The virtualization that enables containers allows for the provisioning of numerous, variegated and bespoke technology stacks almost instantly and all on the same server. The shipping container metaphor is apt, the ship (the server) carries independent, self-contained applications that all function independently within a unique tech stack-but share a common set of protocols that allows them co-exist.

After that it was time to explore the Reclaim Cloud with a quick demo, and I show off the marketplace installers and used the Docker Hub link to find and install OwnCast on the fly, so that was awesome.

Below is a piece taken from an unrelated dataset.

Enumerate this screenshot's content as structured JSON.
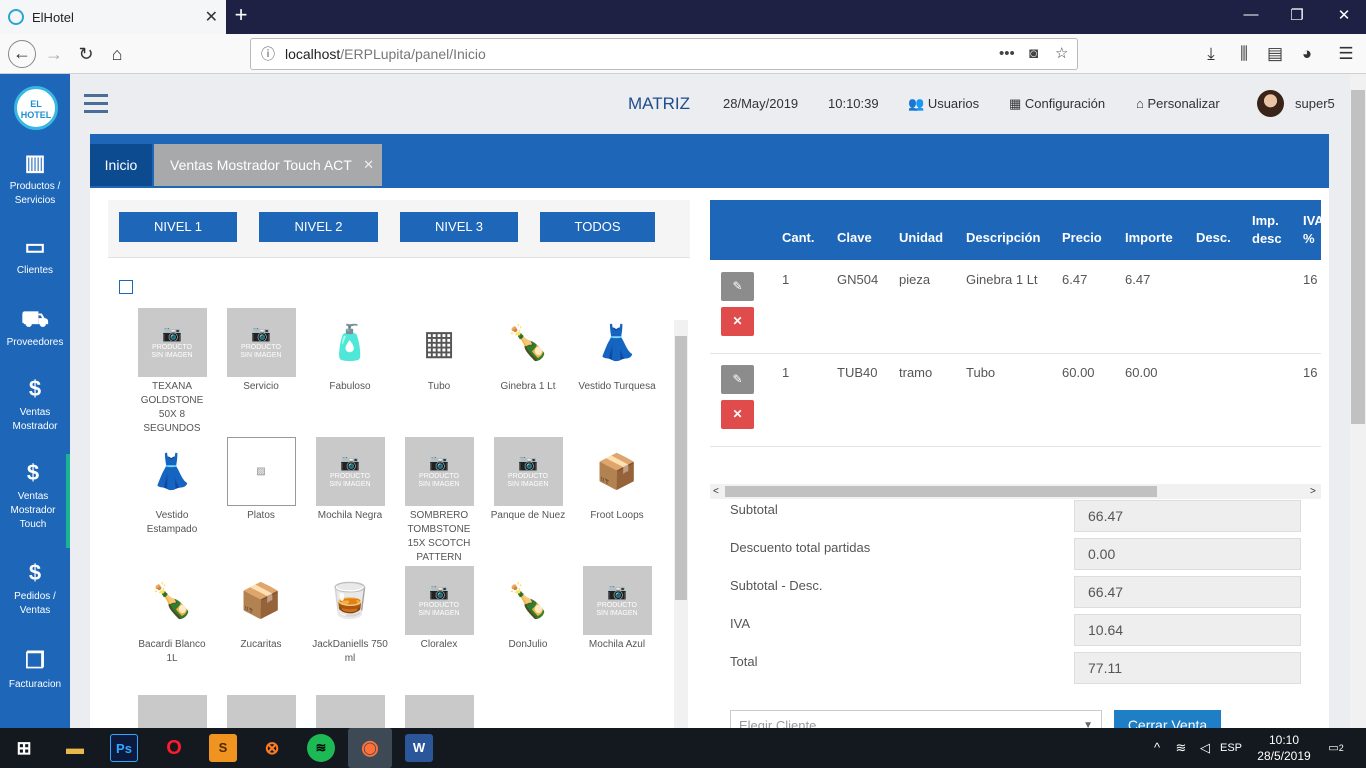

Below are the points I wanted to hit, but only covered a few, but think this is a good template for any upcoming presentations cause blogging is #4life!

Demo of Reclaim Cloud:

  • Look at installing an application from marketplace, talk about how each is a different stack that can almost instantly run on the Reclaim Cloud server thanks to container technology
  • Look at the ability to create a stack from scratch across multiple programming languages
  • Demo the ability to install Docker engine and pull a Docker container in from scratch
  • Cloudlets and pay as you go pricing
  • Collaborative feature
  • Moving environments seamlessly between users
  • Mapped domains, SSL certificates, etc.

I also wanted to speak to how MSU uses Reclaim Cloud as a sandbox, but that did not come up until the following discussion, but here are my points there:

Look at how MSU uses Reclaim Cloud as a next-generation sandbox to explore applications they might recommend MSU’s IT department host for the broader community:

-Using applications like Discourse forum, Mattermost, Jitsi, Etherpad, and Custom Docker apps -> https://valuessorter.humetricshss.org/

And that is a fairly solid template for future talks on Reclaim Cloud, I do think it is starting to come together, but I need to do some more research and reading to make it even tighter, but it does finally feel like progress after 6 years of trying to communicate an idea.